To complete the new E16 from Kløfta to Kongsvinger, some 50 km NE of Oslo, 32 km of new motorway will connect Nybakk and Slomarka (Figure 1). In this project, NGI supplies the geotechnical design as a sub-contractor to COWI. NGI carried out an AEM survey using a Danish SkyTEM system with the aim to map depth to bedrock and get additional information about the extent of sensitive clay in the area.
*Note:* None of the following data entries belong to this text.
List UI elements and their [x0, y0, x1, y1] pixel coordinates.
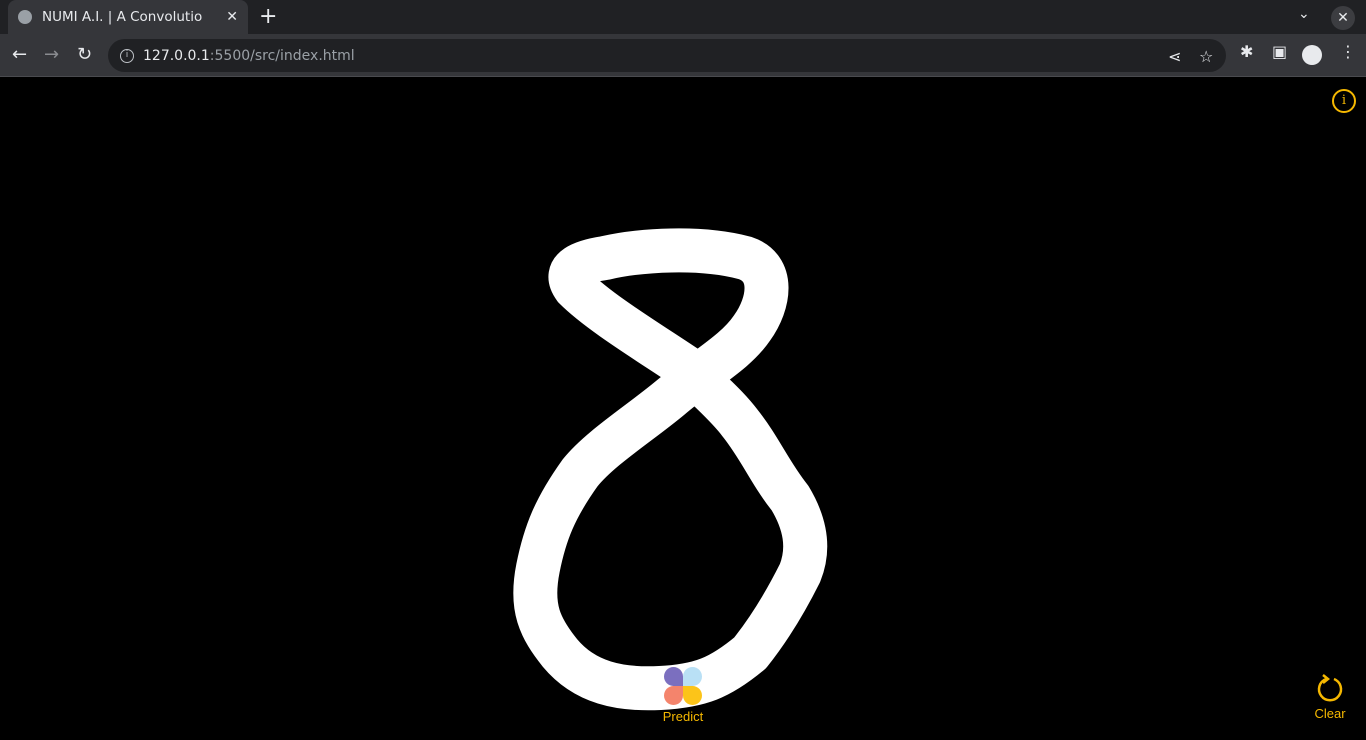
forward-icon[interactable]: →	[44, 44, 59, 65]
tab-bar: NUMI A.I. | A Convolutio ✕ + ⌄ ✕	[0, 0, 1366, 34]
side-panel-icon[interactable]: ▣	[1272, 42, 1287, 61]
new-tab-button[interactable]: +	[259, 4, 277, 29]
address-bar[interactable]: i 127.0.0.1:5500/src/index.html ⋖ ☆	[108, 39, 1226, 72]
drawing-canvas[interactable]	[0, 78, 1366, 736]
predict-button[interactable]: Predict	[653, 667, 713, 724]
back-icon[interactable]: ←	[12, 44, 27, 65]
extensions-icon[interactable]: ✱	[1240, 42, 1253, 61]
predict-label: Predict	[662, 709, 704, 724]
profile-icon[interactable]	[1302, 45, 1322, 65]
clear-label: Clear	[1314, 706, 1346, 721]
tab-title: NUMI A.I. | A Convolutio	[42, 9, 203, 25]
close-window-button[interactable]: ✕	[1331, 6, 1355, 30]
globe-icon	[18, 10, 32, 24]
url-path: :5500/src/index.html	[209, 47, 355, 64]
clear-button[interactable]: Clear	[1306, 673, 1354, 721]
refresh-icon	[1317, 674, 1343, 702]
close-tab-icon[interactable]: ✕	[226, 9, 238, 25]
clover-logo-icon	[664, 667, 702, 705]
chevron-down-icon[interactable]: ⌄	[1298, 6, 1310, 22]
menu-icon[interactable]: ⋮	[1340, 42, 1356, 61]
drawn-digit	[513, 228, 828, 711]
site-info-icon[interactable]: i	[120, 48, 134, 63]
url-host: 127.0.0.1	[143, 47, 210, 64]
info-button[interactable]: i	[1332, 89, 1356, 113]
star-icon[interactable]: ☆	[1199, 47, 1213, 66]
reload-icon[interactable]: ↻	[77, 44, 92, 65]
browser-toolbar: ← → ↻ i 127.0.0.1:5500/src/index.html ⋖ …	[0, 34, 1366, 77]
share-icon[interactable]: ⋖	[1168, 47, 1181, 66]
browser-tab[interactable]: NUMI A.I. | A Convolutio ✕	[8, 0, 248, 34]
A total of 178 line-km were flown in three consecutive days in January 2013. Three parallel lines with a spacing of 25 m were flown along the planned road corridor. In addition, 15 lines were flown near Vorma/Vormsund and 9 lines near Uåa, to cover potential areas of sensitive clay. These additional lines had a nominal spacing of 125 m.

Kart 1

Figure 1: Survey area 50 km NE of Oslo showing flight lines (red) and boreholes completed at the time of the survey (green). Thin white lines mark power lines in the area.
The survey area is characterised by a rather complex geology and highly variable bedrock depth. There is a trend towards shallower bedrock to the northeast whereas the areas around the rivers Vorma and Uåa are characterised by clay layers of up to 50 m thickness. In these areas possible occurrences of sensitive clay have been observed. 


AEM resistivity sections along the flight lines clearly trace the bedrock topography and in some areas indicate potential sensitive clay occurrences. Marine clays are characterised by resistivities between 1-10 Ωm (blue colours in Figure 2). The resistivity for sensitive clay is strongly site-dependent and can range from 10-100 Ωm (green colours in Figure 2). Other geological materials can have similar resistivity as sensitive clay, thus it is not possible to detect sensitive clay based on resistivity alone.


Figure 2: Typical resistivity model derived from AEM data integrated with borehole results. The red line depicts the manually picked bedrock layer. The black line indicates the 100 Ωm threshold. Blue colours in the boreholes indicate sedimentary material that is not sensitive clay, green colours indicate sensitive clay. Boreholes are marked by their numbers (4 digits) and their lateral distance to the AEM profile in meter.
To extract a 3D bedrock model from the AEM results existing bedrock tracking algorithms had to be further developed. As a first approximation, a predefined threshold resistivity (in this case 100 Ωm, based on visual inspection of borehole results) is tracked throughout the 3D resistivity  model. The depth to this layer is then assumed to represent the depth to the bedrock interface. Such an approach is usually successful for data within an area of homogeneous geology but the algorithm has only limited success for the extent of the entire survey.

For a survey of this extent over varying geology, the simple approximation of one threshold bedrock resistivity is not sufficient. NGI therefore developed an algorithm that first determines a spatial threshold resistivity model based on available borehole data and then applies this resistivity model to track bedrock between borehole locations. The final result is a bedrock model that agrees with boreholes and "fills in the gaps" where no borehole data is available.

Bedrock AEM

Figure 3: Depth to bedrock in the central survey area obtained from a tuned interpolation algorithm using AEM and borehole data. The grid resolution is 10 m.
Even though the AEM survey was carried out rather late in the project, it was possible to regain the survey costs through savings in the ground investigation programme as numerous planned boreholes could be omitted as the AEM bedrock model provided sufficient data. For future projects, we recommend to acquire airborne geophysical data early, in the ground investigation-planning phase, to both accelerate the investigation programme and to significantly reduce drilling COSTs.